Response table for total MRPI values.

Parameter	Level 1	Level 2	Level 3
I (A)	10.4893	21.44238	30.40288
SC (g/L)	17.6296	25.84118	18.87065
PC (g/L)	20.99055	20.11854	21.22571

SC: surfactant concentration; PC: powder concentration.

Peak current 20 A generates stronger spark resulting in more material removal, whereas it is noticed that when SC is at 6 g/L, conductivity improves and surface tension of dielectric fluid reduces more effectively, which achieves more uniform distribution of graphite powder particles in the electrode gap, which are added to the dielectric fluid with concentration of 13.5 g/L resulting in improved MRR and surface finish and lower TWR.

Confirmation experiment has been conducted at optimal parametric setting to validate conclusions drawn from optimization using Taguchi-DEAR methodology. The response values at optimal parametric setting are as follows: MRR 61.2608 mm³/min, SR 5.3 µm and TWR 3.461 mm³/min. Furthermore, MRPI value is calculated for a combination of these response values as 12.23817. The MRPI value calculated for the combination of response values of confirmation experiment based on DEAR approach is found deviated from maximum MRPI value with 1.62% error. This variation lies within the acceptable tolerance value of 5%.

Figure 5 indicates the significance of individual process parameters on performance of EDM process.

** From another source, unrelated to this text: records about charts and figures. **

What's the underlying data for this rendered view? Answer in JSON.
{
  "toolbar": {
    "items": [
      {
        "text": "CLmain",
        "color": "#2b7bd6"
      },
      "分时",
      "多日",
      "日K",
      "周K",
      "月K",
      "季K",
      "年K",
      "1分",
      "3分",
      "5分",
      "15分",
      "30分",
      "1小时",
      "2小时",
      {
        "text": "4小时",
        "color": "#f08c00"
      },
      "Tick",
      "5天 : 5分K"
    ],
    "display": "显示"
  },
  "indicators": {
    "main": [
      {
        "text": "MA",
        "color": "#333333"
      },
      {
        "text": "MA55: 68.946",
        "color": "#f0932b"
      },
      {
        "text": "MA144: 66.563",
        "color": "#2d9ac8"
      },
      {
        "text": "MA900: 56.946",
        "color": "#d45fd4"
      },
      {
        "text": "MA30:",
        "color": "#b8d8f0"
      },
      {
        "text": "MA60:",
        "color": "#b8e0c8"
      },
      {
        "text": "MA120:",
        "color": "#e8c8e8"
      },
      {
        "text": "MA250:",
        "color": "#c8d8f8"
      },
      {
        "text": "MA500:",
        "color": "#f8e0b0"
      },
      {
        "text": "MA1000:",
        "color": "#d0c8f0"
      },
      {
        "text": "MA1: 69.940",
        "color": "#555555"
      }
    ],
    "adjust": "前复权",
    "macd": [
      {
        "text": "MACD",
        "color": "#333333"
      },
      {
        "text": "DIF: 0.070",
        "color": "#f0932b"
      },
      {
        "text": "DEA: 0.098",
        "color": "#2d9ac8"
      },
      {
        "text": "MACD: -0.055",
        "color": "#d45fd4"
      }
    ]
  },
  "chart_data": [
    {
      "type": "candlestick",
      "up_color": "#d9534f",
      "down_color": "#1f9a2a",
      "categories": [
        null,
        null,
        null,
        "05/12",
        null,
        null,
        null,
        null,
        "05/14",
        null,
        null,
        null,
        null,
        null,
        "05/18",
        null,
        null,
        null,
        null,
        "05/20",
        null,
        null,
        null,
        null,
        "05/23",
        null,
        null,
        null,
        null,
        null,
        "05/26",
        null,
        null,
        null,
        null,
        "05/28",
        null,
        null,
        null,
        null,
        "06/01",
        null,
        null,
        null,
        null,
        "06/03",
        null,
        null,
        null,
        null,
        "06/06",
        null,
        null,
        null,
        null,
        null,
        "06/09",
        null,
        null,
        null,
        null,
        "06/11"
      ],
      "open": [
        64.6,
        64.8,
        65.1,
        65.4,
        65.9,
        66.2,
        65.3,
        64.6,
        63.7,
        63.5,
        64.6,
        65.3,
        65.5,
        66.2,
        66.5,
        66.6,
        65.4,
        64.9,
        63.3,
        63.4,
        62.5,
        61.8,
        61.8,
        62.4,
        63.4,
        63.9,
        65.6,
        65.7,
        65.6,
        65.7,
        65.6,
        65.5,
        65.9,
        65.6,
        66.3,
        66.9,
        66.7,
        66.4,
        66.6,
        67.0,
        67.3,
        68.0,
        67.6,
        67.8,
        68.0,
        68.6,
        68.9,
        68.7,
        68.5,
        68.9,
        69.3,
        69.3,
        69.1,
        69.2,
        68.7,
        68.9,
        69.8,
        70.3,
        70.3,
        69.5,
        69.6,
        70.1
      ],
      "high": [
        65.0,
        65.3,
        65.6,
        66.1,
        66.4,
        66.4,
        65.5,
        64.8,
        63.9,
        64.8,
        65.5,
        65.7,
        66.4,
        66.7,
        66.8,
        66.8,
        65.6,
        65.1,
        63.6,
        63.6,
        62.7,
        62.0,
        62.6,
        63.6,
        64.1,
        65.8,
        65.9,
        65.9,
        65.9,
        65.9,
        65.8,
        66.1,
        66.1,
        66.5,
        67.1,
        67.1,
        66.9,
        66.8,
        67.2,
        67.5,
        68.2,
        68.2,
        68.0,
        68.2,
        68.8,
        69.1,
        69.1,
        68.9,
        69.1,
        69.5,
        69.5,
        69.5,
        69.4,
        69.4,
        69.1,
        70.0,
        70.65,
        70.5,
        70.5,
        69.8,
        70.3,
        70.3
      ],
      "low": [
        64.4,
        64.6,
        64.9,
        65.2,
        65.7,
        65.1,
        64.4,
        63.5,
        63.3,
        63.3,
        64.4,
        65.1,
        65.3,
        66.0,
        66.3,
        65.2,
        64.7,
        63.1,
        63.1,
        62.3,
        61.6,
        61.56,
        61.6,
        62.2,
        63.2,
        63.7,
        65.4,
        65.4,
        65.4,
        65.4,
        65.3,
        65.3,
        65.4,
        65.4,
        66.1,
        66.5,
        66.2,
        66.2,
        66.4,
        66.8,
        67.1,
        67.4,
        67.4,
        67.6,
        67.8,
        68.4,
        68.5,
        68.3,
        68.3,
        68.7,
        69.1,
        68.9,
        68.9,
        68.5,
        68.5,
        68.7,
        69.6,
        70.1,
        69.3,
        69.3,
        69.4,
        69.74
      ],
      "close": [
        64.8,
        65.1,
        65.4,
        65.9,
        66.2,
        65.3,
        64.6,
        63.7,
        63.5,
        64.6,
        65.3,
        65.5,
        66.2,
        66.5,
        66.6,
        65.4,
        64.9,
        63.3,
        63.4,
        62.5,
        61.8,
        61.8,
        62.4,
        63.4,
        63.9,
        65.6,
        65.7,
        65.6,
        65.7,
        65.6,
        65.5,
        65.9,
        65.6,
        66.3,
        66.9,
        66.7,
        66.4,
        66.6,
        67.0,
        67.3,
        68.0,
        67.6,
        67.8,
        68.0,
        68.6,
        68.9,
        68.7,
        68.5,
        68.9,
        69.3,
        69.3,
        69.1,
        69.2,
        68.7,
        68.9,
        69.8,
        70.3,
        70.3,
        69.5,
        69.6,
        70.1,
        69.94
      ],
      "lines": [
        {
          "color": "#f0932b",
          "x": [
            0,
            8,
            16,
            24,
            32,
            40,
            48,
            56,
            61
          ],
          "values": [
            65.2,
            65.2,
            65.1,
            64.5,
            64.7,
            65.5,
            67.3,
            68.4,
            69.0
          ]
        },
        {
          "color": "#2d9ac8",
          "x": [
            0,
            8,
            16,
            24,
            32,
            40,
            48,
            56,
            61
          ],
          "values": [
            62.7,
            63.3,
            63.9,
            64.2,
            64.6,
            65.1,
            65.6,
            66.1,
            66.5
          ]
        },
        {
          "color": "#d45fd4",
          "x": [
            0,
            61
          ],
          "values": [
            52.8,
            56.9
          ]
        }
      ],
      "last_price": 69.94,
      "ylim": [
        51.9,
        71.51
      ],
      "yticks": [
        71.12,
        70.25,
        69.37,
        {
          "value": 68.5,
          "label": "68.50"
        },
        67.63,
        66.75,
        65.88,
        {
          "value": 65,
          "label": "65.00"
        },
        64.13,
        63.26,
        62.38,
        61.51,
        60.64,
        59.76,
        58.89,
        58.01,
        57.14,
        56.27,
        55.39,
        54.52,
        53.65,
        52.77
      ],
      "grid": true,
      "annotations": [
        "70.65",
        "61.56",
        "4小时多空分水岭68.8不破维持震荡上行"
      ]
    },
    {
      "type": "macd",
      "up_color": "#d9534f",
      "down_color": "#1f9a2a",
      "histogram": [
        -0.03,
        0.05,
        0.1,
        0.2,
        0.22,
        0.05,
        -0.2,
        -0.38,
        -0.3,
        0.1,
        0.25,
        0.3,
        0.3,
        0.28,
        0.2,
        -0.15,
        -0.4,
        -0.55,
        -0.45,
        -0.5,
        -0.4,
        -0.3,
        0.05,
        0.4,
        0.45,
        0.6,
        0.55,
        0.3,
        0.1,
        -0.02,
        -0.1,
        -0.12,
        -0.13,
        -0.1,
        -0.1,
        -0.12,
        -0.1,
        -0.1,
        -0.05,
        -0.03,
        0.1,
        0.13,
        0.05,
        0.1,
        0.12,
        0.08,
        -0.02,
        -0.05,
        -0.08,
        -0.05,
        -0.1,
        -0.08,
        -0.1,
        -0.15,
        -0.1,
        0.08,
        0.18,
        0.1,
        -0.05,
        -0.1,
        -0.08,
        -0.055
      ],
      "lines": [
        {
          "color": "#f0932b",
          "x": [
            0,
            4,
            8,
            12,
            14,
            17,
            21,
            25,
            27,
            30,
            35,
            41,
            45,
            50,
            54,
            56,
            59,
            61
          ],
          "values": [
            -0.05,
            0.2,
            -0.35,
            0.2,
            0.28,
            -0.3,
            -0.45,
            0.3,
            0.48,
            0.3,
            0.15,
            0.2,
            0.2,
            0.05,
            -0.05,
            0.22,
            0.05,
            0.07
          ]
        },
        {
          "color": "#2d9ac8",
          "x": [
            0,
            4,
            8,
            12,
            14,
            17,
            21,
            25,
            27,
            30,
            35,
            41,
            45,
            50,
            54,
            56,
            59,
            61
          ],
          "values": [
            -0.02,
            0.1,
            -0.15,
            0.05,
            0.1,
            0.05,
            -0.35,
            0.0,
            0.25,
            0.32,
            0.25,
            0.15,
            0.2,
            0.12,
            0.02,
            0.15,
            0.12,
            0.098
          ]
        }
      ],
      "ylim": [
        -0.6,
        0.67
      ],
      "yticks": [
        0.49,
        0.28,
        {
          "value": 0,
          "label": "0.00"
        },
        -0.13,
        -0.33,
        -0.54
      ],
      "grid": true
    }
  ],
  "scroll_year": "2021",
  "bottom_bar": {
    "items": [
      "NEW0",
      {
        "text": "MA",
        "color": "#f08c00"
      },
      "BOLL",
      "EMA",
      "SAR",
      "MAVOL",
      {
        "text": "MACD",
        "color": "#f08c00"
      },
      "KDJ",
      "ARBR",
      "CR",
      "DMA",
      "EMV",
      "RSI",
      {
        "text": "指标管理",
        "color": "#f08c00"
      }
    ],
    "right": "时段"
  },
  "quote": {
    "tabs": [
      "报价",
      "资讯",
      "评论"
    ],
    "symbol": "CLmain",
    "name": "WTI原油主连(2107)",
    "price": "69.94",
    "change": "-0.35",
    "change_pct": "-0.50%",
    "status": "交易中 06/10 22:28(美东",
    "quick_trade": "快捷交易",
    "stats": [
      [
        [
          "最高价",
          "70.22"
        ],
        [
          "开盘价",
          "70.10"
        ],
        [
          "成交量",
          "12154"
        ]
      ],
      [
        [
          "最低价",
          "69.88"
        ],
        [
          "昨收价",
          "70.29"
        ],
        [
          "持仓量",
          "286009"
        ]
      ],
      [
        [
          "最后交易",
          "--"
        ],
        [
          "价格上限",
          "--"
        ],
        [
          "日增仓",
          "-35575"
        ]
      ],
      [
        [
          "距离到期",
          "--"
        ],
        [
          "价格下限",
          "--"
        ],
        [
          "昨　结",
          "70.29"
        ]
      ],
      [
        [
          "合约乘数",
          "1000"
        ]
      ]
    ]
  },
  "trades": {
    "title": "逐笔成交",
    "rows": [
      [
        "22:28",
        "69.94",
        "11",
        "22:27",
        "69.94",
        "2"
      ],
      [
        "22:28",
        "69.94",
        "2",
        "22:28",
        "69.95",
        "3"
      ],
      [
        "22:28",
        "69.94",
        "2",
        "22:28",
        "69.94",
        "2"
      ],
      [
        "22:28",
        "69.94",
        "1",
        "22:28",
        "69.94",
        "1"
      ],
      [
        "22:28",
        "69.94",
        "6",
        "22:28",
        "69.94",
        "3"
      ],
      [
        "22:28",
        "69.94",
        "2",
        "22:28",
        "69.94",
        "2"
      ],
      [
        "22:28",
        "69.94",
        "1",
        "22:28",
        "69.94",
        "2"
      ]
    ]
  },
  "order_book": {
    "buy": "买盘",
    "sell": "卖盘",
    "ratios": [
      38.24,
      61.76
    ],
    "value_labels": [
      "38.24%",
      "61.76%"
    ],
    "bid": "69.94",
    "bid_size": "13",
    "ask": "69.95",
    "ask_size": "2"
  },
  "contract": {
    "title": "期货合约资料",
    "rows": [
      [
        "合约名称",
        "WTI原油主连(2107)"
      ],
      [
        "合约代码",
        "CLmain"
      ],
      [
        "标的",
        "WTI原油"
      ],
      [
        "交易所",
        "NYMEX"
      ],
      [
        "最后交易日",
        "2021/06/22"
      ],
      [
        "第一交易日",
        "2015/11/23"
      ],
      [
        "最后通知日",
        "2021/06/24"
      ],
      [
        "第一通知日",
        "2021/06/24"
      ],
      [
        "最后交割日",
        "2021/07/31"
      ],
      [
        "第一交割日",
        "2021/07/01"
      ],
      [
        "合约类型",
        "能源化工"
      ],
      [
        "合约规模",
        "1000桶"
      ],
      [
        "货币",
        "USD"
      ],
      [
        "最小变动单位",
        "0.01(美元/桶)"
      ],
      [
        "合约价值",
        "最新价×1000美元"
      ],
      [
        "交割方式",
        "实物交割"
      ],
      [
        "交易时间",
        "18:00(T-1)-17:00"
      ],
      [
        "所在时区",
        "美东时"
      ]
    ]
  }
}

The deviation of curve from the mean line indicates its significance. It is also noticed that most significant, significant and less significant parameters are peak current, SC and graphite PC, respectively, affecting EDM process.

OPEN IN VIEWER

Figure 5.

Effects of process parameters on EDM.

Conclusion

In this work, Taguchi with DEAR method is used as a multi-response optimization method to yield optimal parametric combination on EDM of PH17-4 stainless steel when using surfactant-mixed and graphite powder–mixed dielectric fluid. The predicted optimal combinations of process parameters are peak current at 20 A, SC at 6 g/L and PC at 13.5 g/L to obtain maximum MRR and minimum SR and TWR values. Confirmation experiment has been conducted at optimal parametric setting and the measured values of responses are MRR 61.2608 mm³/min, SR 5.3 µm and TWR 3.461 mm³/min. It is observed that peak current has most significant, surfactant has significant and PC has less significant effect on EDM process performance.